Roadside Bomb Kills U.S. Soldier in Iraq
Roadside Bomb Kills U.S. Soldier in Iraq
Dec. 08, 2003
BAGHDAD, Iraq (AP) _ Guerrillas killed a U.S. soldier with a roadside bomb in northern Iraq on Sunday, and a U.S. military commander said insurgent attacks might not abate even if American troops kill or capture Saddam Hussein.
A soldier from the U.S. Army's 101st Airborne Division died and two others in his unit were wounded when rebels detonated a bomb as a their convoy drove through the center of Mosul at midday, Master Sgt. Kelly Tyler said.
``I heard an explosion and came running toward the site of the attack and saw three soldiers, one of them covered with blood,'' said Bahaa Hussein, a student. Mosul is 250 miles north of Baghdad.
The top commander in Iraq, Lt. Gen. Ricardo Sanchez, said attacks could surge ahead of a July 1 deadline for a transfer of authority from the U.S.-led coalition to a transitional Iraqi government.
``We expect to see an increase in violence as we move forward toward sovereignty at the end of June,'' Sanchez said.
``The killing or capturing of Saddam Hussein will have an impact on the level of violence, but it will not end it,'' he said. ``It won't be the end-all solution.''
``It's a needle in a haystack,'' he said of the hunt for the ousted Iraqi leader. ``Clearly we haven't found the right haystack ... We are moving under the assumption that he is still in the country, that he is still operating.''
After a daylong trip to Iraq on Saturday, U.S. Defense Secretary Donald H. Rumsfeld said he wants senior commanders in Iraq to consider whether the Pentagon underestimated how many U.S.-trained Iraqi security forces would be needed before a sovereign Iraqi government takes over next summer.
He said he worried that the current goal of 220,000 Iraqi security forces may not be able to be increased later if need be.
``I worry that budgets will begin to get committed, and we may not know if we need more until sometime, for example, in February or March or April,'' Rumsfeld said on the flight to Washington, arriving early Sunday. By then, he said, the money might not be available.
The number of Iraqis now in uniform is now said to be about 140,000, many of whom were rushed through training programs. Rumsfeld sees the buildup of those forces as the key to completing the military mission there in the aftermath of Saddam's deposed dictatorship.
In Saddam's hometown of Tikrit, children took a break from a soccer game to taunt U.S. soldiers on patrol with chants of: ``We will give our blood, we will give our lives for Saddam.''
``Saddam is free, he is here, he walks Tikrit in disguise,'' taunted Mohammad Ali Mustafa, a 10-year-old boy who cursed the U.S. soldiers. ``They are occupiers, they fire on us. Saddam is our father.''
In Baghdad, the U.S. Army's 1st Armored Division sent almost 1,500 soldiers on a sweep through the capital's al-Mansour district, raiding apartment buildings and detaining 43 people, including a dozen suspected guerrillas. The raids netted 215 AK-47 automatic rifles, 10 grenades and bomb-making gear.
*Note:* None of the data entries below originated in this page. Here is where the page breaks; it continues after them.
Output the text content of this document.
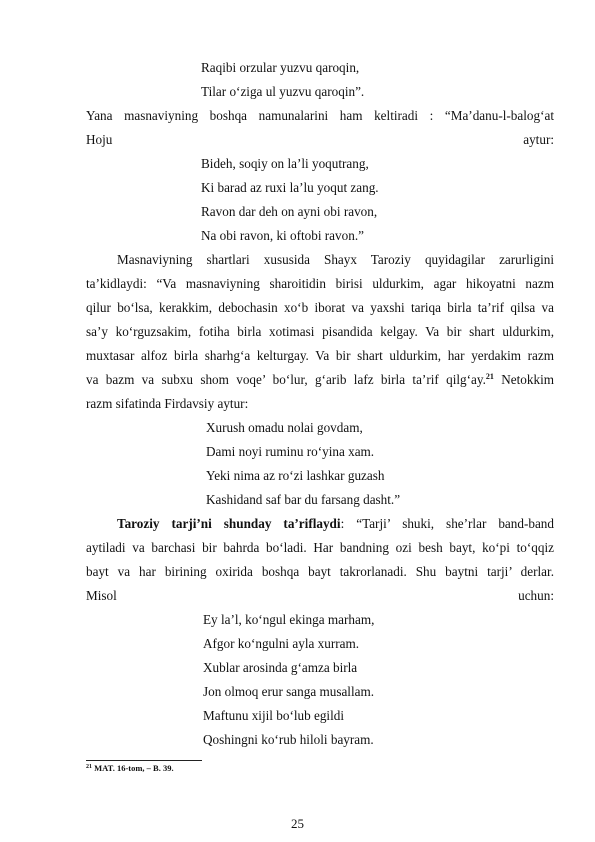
Raqibi orzular yuzvu qaroqin,
Tilar oʻziga ul yuzvu qaroqin”.
Yana masnaviyning boshqa namunalarini ham keltiradi : “Maʼdanu-l-balogʻat
Hoju	aytur:
Bideh, soqiy on laʼli yoqutrang,
Ki barad az ruxi laʼlu yoqut zang.
Ravon dar deh on ayni obi ravon,
Na obi ravon, ki oftobi ravon.”
Masnaviyning shartlari xususida Shayx Taroziy quyidagilar zarurligini
ta’kidlaydi: “Va masnaviyning sharoitidin birisi uldurkim, agar hikoyatni nazm
qilur boʻlsa, kerakkim, debochasin xoʻb iborat va yaxshi tariqa birla taʼrif qilsa va
saʼy koʻrguzsakim, fotiha birla xotimasi pisandida kelgay. Va bir shart uldurkim,
muxtasar alfoz birla sharhgʻa kelturgay. Va bir shart uldurkim, har yerdakim razm
va bazm va subxu shom voqe’ boʻlur, gʻarib lafz birla taʼrif qilgʻay.$^{21}$ Netokkim
razm sifatinda Firdavsiy aytur:
Xurush omadu nolai govdam,
Dami noyi ruminu roʻyina xam.
Yeki nima az roʻzi lashkar guzash
Kashidand saf bar du farsang dasht.”
Taroziy tarji’ni shunday ta’riflaydi: “Tarji’ shuki, she’rlar band-band
aytiladi va barchasi bir bahrda boʻladi. Har bandning ozi besh bayt, koʻpi toʻqqiz
bayt va har birining oxirida boshqa bayt takrorlanadi. Shu baytni tarji’ derlar.
Misol	uchun:
Ey laʼl, koʻngul ekinga marham,
Afgor koʻngulni ayla xurram.
Xublar arosinda gʻamza birla
Jon olmoq erur sanga musallam.
Maftunu xijil boʻlub egildi
Qoshingni koʻrub hiloli bayram.
$^{21}$ MAT. 16-tom, – B. 39.
25
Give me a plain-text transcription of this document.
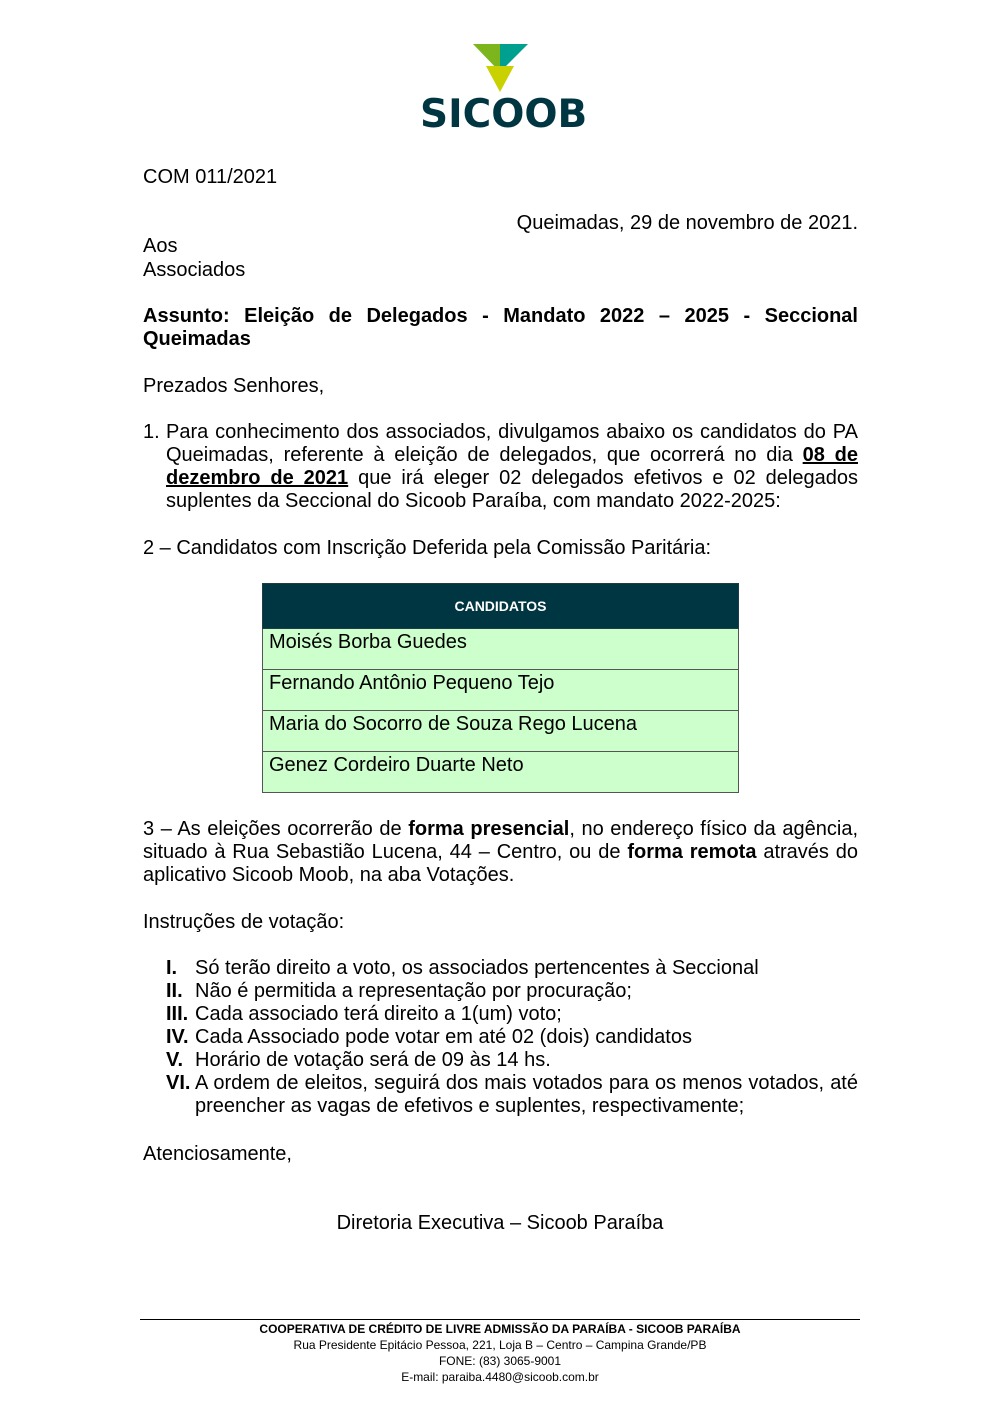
SICOOB
COM 011/2021
Queimadas, 29 de novembro de 2021.
Aos
Associados
Assunto: Eleição de Delegados - Mandato 2022 – 2025 - Seccional Queimadas
Prezados Senhores,
1. Para conhecimento dos associados, divulgamos abaixo os candidatos do PA Queimadas, referente à eleição de delegados, que ocorrerá no dia 08 de dezembro de 2021 que irá eleger 02 delegados efetivos e 02 delegados suplentes da Seccional do Sicoob Paraíba, com mandato 2022-2025:
2 – Candidatos com Inscrição Deferida pela Comissão Paritária:
CANDIDATOS
Moisés Borba Guedes
Fernando Antônio Pequeno Tejo
Maria do Socorro de Souza Rego Lucena
Genez Cordeiro Duarte Neto
3 – As eleições ocorrerão de forma presencial, no endereço físico da agência, situado à Rua Sebastião Lucena, 44 – Centro, ou de forma remota através do aplicativo Sicoob Moob, na aba Votações.
Instruções de votação:
I. Só terão direito a voto, os associados pertencentes à Seccional
II. Não é permitida a representação por procuração;
III. Cada associado terá direito a 1(um) voto;
IV. Cada Associado pode votar em até 02 (dois) candidatos
V. Horário de votação será de 09 às 14 hs.
VI. A ordem de eleitos, seguirá dos mais votados para os menos votados, até preencher as vagas de efetivos e suplentes, respectivamente;
Atenciosamente,
Diretoria Executiva – Sicoob Paraíba
COOPERATIVA DE CRÉDITO DE LIVRE ADMISSÃO DA PARAÍBA - SICOOB PARAÍBA
Rua Presidente Epitácio Pessoa, 221, Loja B – Centro – Campina Grande/PB
FONE: (83) 3065-9001
E-mail: paraiba.4480@sicoob.com.br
Members of the U.S.-appointed Iraqi Governing Council gave different versions of progress on a statute that would establish a war-crimes tribunal that could try Saddam and his top aides.
One member, Mahmoud Othman, said the council had reached agreement on the statute and planned to send it to the U.S. administrator, L. Paul Bremer, on Monday for his signature. But another, Yonadam Kanna, said negotiations were continuing.
Near the town of Samarra, some 70 miles north of Baghdad, a bomb derailed eight of 20 carriages on a train heading from Baghdad to Mosul on Saturday evening, said Abdel-Nasser Abdel-Rahman, a railway official. There were no injuries.
Train service between the capital and Mosul will be disrupted for five days, Abdel-Rahman said. Bottles of water, apparently part of the train's cargo, were scattered around the derailed carriages.
``We're conducting our investigation, but we think that remnants of the former regime are behind the attack,'' policeman Ahmed Waleed said.
The attack occurred on the northern outskirts of Samarra, a town where guerrillas engaged in heavy fighting a week ago with U.S. soldiers delivering new Iraqi currency to local banks.